Para que eu não pare nesta existência
Tão mal cumprida tão mais comprida
Do que a restinga de Marambaia!...
Manuel Bandeira
Tão mal cumprida tão mais comprida
Do que a restinga de Marambaia!...
Manuel Bandeira
Sem falsa modéstia, tenho plena consicência de que poucas pessoas terão uma oportunidade na vida para fazer aventura como a que nos propomos. O plano era sair do Rio de Janeiro ainda de madrugada, eu e meu amigo Arthur, e fazer a travessia marítima até a Ilha Grande no Pandorga, um veleiro de 20 pés, chegando lá perto do entardecer. Ficaríamos por alguns dias e depois retornaríamos. Para tanto, passei as semanas anteriores em preparativos - revisões, estudo da rota, previsões de tempo, provisão de alimentos, bebidas e materiais diversos. Na tarde anterior, embarcamos - dormiríamos a última noite já no barco.
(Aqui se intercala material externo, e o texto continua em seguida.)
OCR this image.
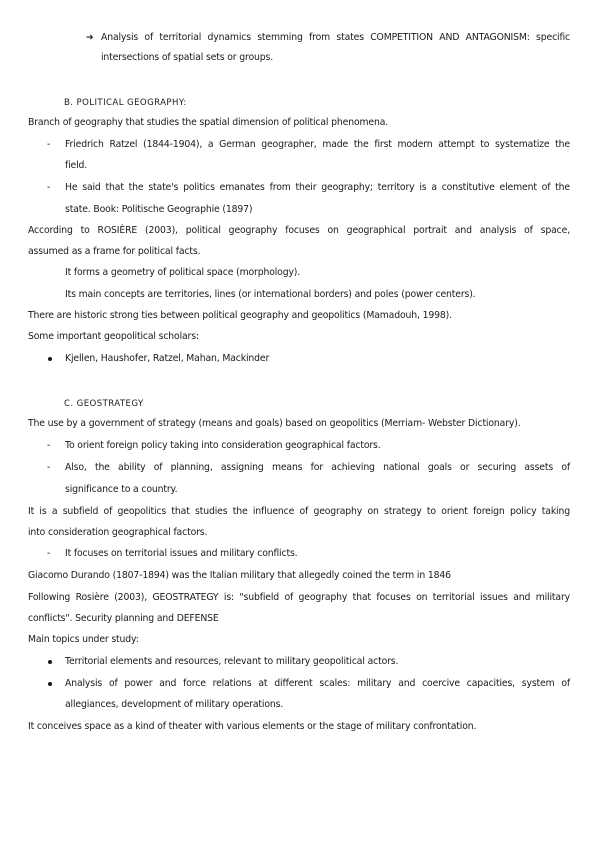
➔ Analysis of territorial dynamics stemming from states COMPETITION AND ANTAGONISM: specific
intersections of spatial sets or groups.
B. POLITICAL GEOGRAPHY:
Branch of geography that studies the spatial dimension of political phenomena.
- Friedrich Ratzel (1844-1904), a German geographer, made the first modern attempt to systematize the
field.
- He said that the state's politics emanates from their geography; territory is a constitutive element of the
state. Book: Politische Geographie (1897)
According to ROSIÈRE (2003), political geography focuses on geographical portrait and analysis of space,
assumed as a frame for political facts.
It forms a geometry of political space (morphology).
Its main concepts are territories, lines (or international borders) and poles (power centers).
There are historic strong ties between political geography and geopolitics (Mamadouh, 1998).
Some important geopolitical scholars:
Kjellen, Haushofer, Ratzel, Mahan, Mackinder
C. GEOSTRATEGY
The use by a government of strategy (means and goals) based on geopolitics (Merriam- Webster Dictionary).
- To orient foreign policy taking into consideration geographical factors.
- Also, the ability of planning, assigning means for achieving national goals or securing assets of
significance to a country.
It is a subfield of geopolitics that studies the influence of geography on strategy to orient foreign policy taking
into consideration geographical factors.
- It focuses on territorial issues and military conflicts.
Giacomo Durando (1807-1894) was the Italian military that allegedly coined the term in 1846
Following Rosière (2003), GEOSTRATEGY is: "subfield of geography that focuses on territorial issues and military
conflicts". Security planning and DEFENSE
Main topics under study:
Territorial elements and resources, relevant to military geopolitical actors.
Analysis of power and force relations at different scales: military and coercive capacities, system of
allegiances, development of military operations.
It conceives space as a kind of theater with various elements or the stage of military confrontation.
A ansiedade era grande. Vontade foi de partir antes mesmo da hora planejada. Mas procurei dormir, sabendo que umas horas de descanso prévio poderiam ser valiosas mais tarde.
Partimos, pois, no dia 16. Assistimos de camarote ao nascer do sol no mar, um belo espetáculo. Aos poucos o vento foi nos fazendo companhia, um gentil vento de popa que nos permitiu subir a vela-balão - o Pandorga tem uma bela vela-balão farroupilha, nas cores verde, vermelho e amarelo.
Dali para a frente, as praias cariocas iam se descortinando à nossa direita - ou seja, a boreste, já que estamos falando de coisas do mar. Leme, Copacabana, Ipanema, Leblon, São Conrado já haviam ficado para trás. Vem a Barra da Tijuca, vem o Recreio dos Bandeirantes, as praias vão ficando maiores e custam mais a passar. Guaratiba. E então a Restinga Marambaia, mais de 40 km de uma faixa de terra baixa e estreita, tão baixa e estreita que mal se vê do mar. O curioso é uma árvore solitária plantada ali: à distância, com a faixa da Restinga praticamente invisível, o que se enxerga é a árvore como se ela estivesse em pleno mar. Dizem que serve de aviso aos navegantes: há histórias de incautos que, à noite ou sob neblina, aproximavam-se perigosamente de terra e foram salvos pela visão da árvore, legítimo farol natural (que obviamente não aparece na carta náutica).
Da metade para o final da Restinga, o vento começou a apertar. Hora de ficar atento, fazer força e mostrar agilidade nas manobras. Para quem já estava há horas no mar e recém começava a enxergar, ao longe, a Ilha Grande, era um teste de resistência. Brincamos: "Rizar as velas é para os fracos!", ouve-se a bordo, em referência à manobra de diminuir (rizar) a área vélica quando o vento passa da conta. Sanduíches, bolachas, chá gelado, suco e muita água - tudo vale para fornecer energia contra o cansaço. E paciência. Quando pensamos que, ao menos, o vento forte nos empurrará logo para o destino, ele resolve serenar. Praticamente some, obriga-nos a ligar o motor. O sol já está se pondo quando entramos na baía da Ilha Grande. A travessia vai levar mais tempo que o previsto. Mas paciência é virtude de velejadores. Nosso pouso será a Enseada das Palmas. A Ilha já está perto. Sente-se cheiro de terra, cheiro de mato! Os corações se ouriçam, a expectativa cresce em meio ao cansaço. Entramos na enseada. Em meio à escuridão, dois pontos luminosos lá adiante nos guiam para a praia em frente à qual fundearemos. Pronto, chegamos! Solto a âncora. O Pandorga se comportou bem, assim como nossa fibra de marinheiros. Estou aliviado. À noite, parece que temos aquela praia inteira para nós, mas o que interessa agora é verificar se a âncora está bem presa, terminar de baixar a vela, organizar as coisas na cabine e dormir. O sono virá fácil, afinal precisamos dele para chegarmos descansados ao dia seguinte. Ilha Grande nos espera.